Non sarà il team ufficiale Yamaha ad accogliere nel 2026 il pilota turco capace di ammagliare più di un team della MotoGP, ma il team che lo vestirà sarà il team satellite Pramac, ma tutto il contratto sarà gestito da Yamaha stessa. Non a caso Toprak sarà fornito di una Yamaha ufficiale al pari dei piloti del team ufficiale, un’usanza poco consueta per i costruttori giapponesi.

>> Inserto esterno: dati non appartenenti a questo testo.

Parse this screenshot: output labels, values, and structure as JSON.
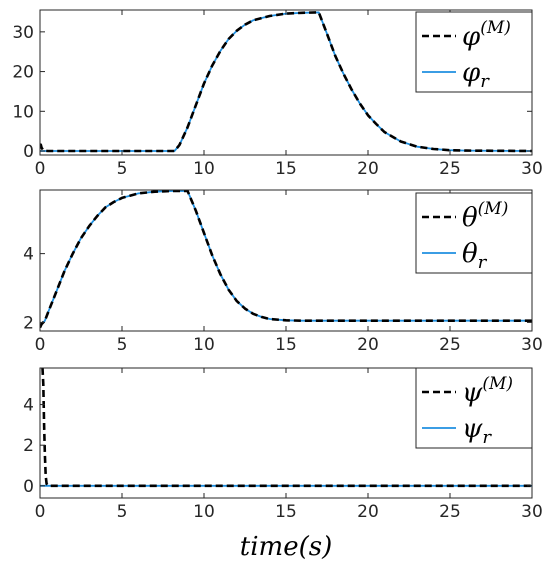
{
  "chart_data": [
    {
      "type": "line",
      "xlim": [
        0,
        30
      ],
      "ylim": [
        -1,
        35.5
      ],
      "xticks": [
        "0",
        "5",
        "10",
        "15",
        "20",
        "25",
        "30"
      ],
      "yticks": [
        0,
        10,
        20,
        30
      ],
      "yticklabels": [
        "0",
        "10",
        "20",
        "30"
      ],
      "grid": false,
      "legend_position": "top-right",
      "series": [
        {
          "name": "φ(M)",
          "legend_base": "φ",
          "legend_sup": "(M)",
          "style": "dashed",
          "color": "#000000",
          "x": [
            0,
            0.05,
            0.1,
            0.2,
            0.3,
            0.5,
            8.2,
            8.5,
            9,
            9.5,
            10,
            10.5,
            11,
            11.5,
            12,
            12.5,
            13,
            14,
            15,
            16,
            17,
            17.5,
            18,
            18.5,
            19,
            19.5,
            20,
            20.5,
            21,
            22,
            23,
            24,
            25,
            26,
            30
          ],
          "y": [
            1.2,
            1.6,
            0.8,
            0.2,
            0.05,
            0,
            0,
            1.5,
            6,
            11.5,
            17,
            21.5,
            25.2,
            28.2,
            30.3,
            31.8,
            32.9,
            34,
            34.6,
            34.8,
            34.9,
            29.5,
            24,
            19.5,
            15.5,
            12,
            9,
            6.8,
            4.8,
            2.4,
            1.1,
            0.5,
            0.2,
            0.1,
            0
          ]
        },
        {
          "name": "φr",
          "legend_base": "φ",
          "legend_sub": "r",
          "style": "solid",
          "color": "#1f8fe0",
          "x": [
            0,
            8.2,
            8.5,
            9,
            9.5,
            10,
            10.5,
            11,
            11.5,
            12,
            12.5,
            13,
            14,
            15,
            16,
            17,
            17.5,
            18,
            18.5,
            19,
            19.5,
            20,
            20.5,
            21,
            22,
            23,
            24,
            25,
            26,
            30
          ],
          "y": [
            0,
            0,
            1.5,
            6,
            11.5,
            17,
            21.5,
            25.2,
            28.2,
            30.3,
            31.8,
            32.9,
            34,
            34.6,
            34.8,
            34.9,
            29.5,
            24,
            19.5,
            15.5,
            12,
            9,
            6.8,
            4.8,
            2.4,
            1.1,
            0.5,
            0.2,
            0.1,
            0
          ]
        }
      ]
    },
    {
      "type": "line",
      "xlim": [
        0,
        30
      ],
      "ylim": [
        1.75,
        5.85
      ],
      "xticks": [
        "0",
        "5",
        "10",
        "15",
        "20",
        "25",
        "30"
      ],
      "yticks": [
        2,
        4
      ],
      "yticklabels": [
        "2",
        "4"
      ],
      "grid": false,
      "legend_position": "top-right",
      "series": [
        {
          "name": "θ(M)",
          "legend_base": "θ",
          "legend_sup": "(M)",
          "style": "dashed",
          "color": "#000000",
          "x": [
            0,
            0.1,
            0.3,
            0.5,
            1,
            1.5,
            2,
            2.5,
            3,
            3.5,
            4,
            4.5,
            5,
            6,
            7,
            8,
            9,
            9.5,
            10,
            10.5,
            11,
            11.5,
            12,
            12.5,
            13,
            13.5,
            14,
            15,
            16,
            17,
            18,
            30
          ],
          "y": [
            1.85,
            1.95,
            2.05,
            2.3,
            2.9,
            3.5,
            4.0,
            4.45,
            4.8,
            5.1,
            5.35,
            5.5,
            5.62,
            5.75,
            5.8,
            5.82,
            5.82,
            5.25,
            4.6,
            3.95,
            3.4,
            2.95,
            2.62,
            2.4,
            2.25,
            2.16,
            2.1,
            2.06,
            2.05,
            2.05,
            2.05,
            2.05
          ]
        },
        {
          "name": "θr",
          "legend_base": "θ",
          "legend_sub": "r",
          "style": "solid",
          "color": "#1f8fe0",
          "x": [
            0,
            0.3,
            0.5,
            1,
            1.5,
            2,
            2.5,
            3,
            3.5,
            4,
            4.5,
            5,
            6,
            7,
            8,
            9,
            9.5,
            10,
            10.5,
            11,
            11.5,
            12,
            12.5,
            13,
            13.5,
            14,
            15,
            16,
            17,
            18,
            30
          ],
          "y": [
            1.9,
            2.05,
            2.3,
            2.9,
            3.5,
            4.0,
            4.45,
            4.8,
            5.1,
            5.35,
            5.5,
            5.62,
            5.75,
            5.8,
            5.82,
            5.82,
            5.25,
            4.6,
            3.95,
            3.4,
            2.95,
            2.62,
            2.4,
            2.25,
            2.16,
            2.1,
            2.06,
            2.05,
            2.05,
            2.05,
            2.05
          ]
        }
      ]
    },
    {
      "type": "line",
      "xlim": [
        0,
        30
      ],
      "ylim": [
        -0.6,
        5.8
      ],
      "xticks": [
        "0",
        "5",
        "10",
        "15",
        "20",
        "25",
        "30"
      ],
      "yticks": [
        0,
        2,
        4
      ],
      "yticklabels": [
        "0",
        "2",
        "4"
      ],
      "xlabel": "time(s)",
      "grid": false,
      "legend_position": "top-right",
      "series": [
        {
          "name": "ψ(M)",
          "legend_base": "ψ",
          "legend_sup": "(M)",
          "style": "dashed",
          "color": "#000000",
          "x": [
            0.15,
            0.2,
            0.25,
            0.3,
            0.35,
            0.4,
            0.5,
            1,
            30
          ],
          "y": [
            5.8,
            5.0,
            3.0,
            1.5,
            0.5,
            0.1,
            0,
            0,
            0
          ]
        },
        {
          "name": "ψr",
          "legend_base": "ψ",
          "legend_sub": "r",
          "style": "solid",
          "color": "#1f8fe0",
          "x": [
            0,
            30
          ],
          "y": [
            0,
            0
          ]
        }
      ]
    }
  ]
}
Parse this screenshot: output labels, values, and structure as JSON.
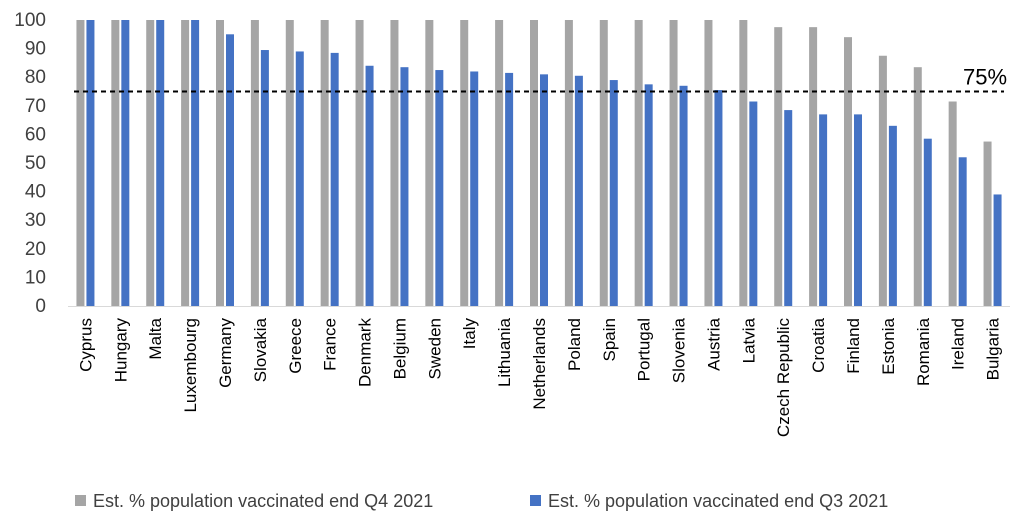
{
  "chart_data": {
    "type": "bar",
    "categories": [
      "Cyprus",
      "Hungary",
      "Malta",
      "Luxembourg",
      "Germany",
      "Slovakia",
      "Greece",
      "France",
      "Denmark",
      "Belgium",
      "Sweden",
      "Italy",
      "Lithuania",
      "Netherlands",
      "Poland",
      "Spain",
      "Portugal",
      "Slovenia",
      "Austria",
      "Latvia",
      "Czech Republic",
      "Croatia",
      "Finland",
      "Estonia",
      "Romania",
      "Ireland",
      "Bulgaria"
    ],
    "series": [
      {
        "name": "Est. % population vaccinated end Q4 2021",
        "color": "#a5a5a5",
        "values": [
          100,
          100,
          100,
          100,
          100,
          100,
          100,
          100,
          100,
          100,
          100,
          100,
          100,
          100,
          100,
          100,
          100,
          100,
          100,
          100,
          97.5,
          97.5,
          94,
          87.5,
          83.5,
          71.5,
          57.5
        ]
      },
      {
        "name": "Est. % population vaccinated end Q3 2021",
        "color": "#4472c4",
        "values": [
          100,
          100,
          100,
          100,
          95,
          89.5,
          89,
          88.5,
          84,
          83.5,
          82.5,
          82,
          81.5,
          81,
          80.5,
          79,
          77.5,
          77,
          75.5,
          71.5,
          68.5,
          67,
          67,
          63,
          58.5,
          52,
          39
        ]
      }
    ],
    "ylim": [
      0,
      100
    ],
    "yticks": [
      0,
      10,
      20,
      30,
      40,
      50,
      60,
      70,
      80,
      90,
      100
    ],
    "reference_line": {
      "value": 75,
      "label": "75%",
      "style": "dashed"
    },
    "legend_position": "bottom",
    "grid": false
  }
}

E’ un ritorno alla casa dei tre diapason, abbandonato due anni fa dopo lo sgarbo di un test MotoGP che fu considerato poco credibile da Ragzatlioglu e dal suo manager, Kenan Sofouglu, campione del mondo per cinque stagioni della Supersport, poi diventato talent scout e manager.
Mentre siamo tutti alla finestra per vedere cosa sarà capace di fare Toprak in MotoGP, parzialmente agevolato dall’arrivo nel 2027 delle gomme Pirelli che ben conosce, memori dei suoi predecessori titolati che però in MotoGP non hanno lasciato il segno.
Questo spostamento avrà diverse ricadute di mercato, a partire da Honda che aveva Toprak in lista, ma anche BMW che si vede sfilare il miglior interprete della M1000RR. Non sono pochi i piloti in Superbike in lista per una moto ufficiale, forse anche un Rea poco a suo agio sulla Yamaha, ma non è da escludere che un pilota lasci la MotoGP per approdare in Superbike. C’è chi entra e… qualcuno deve uscire.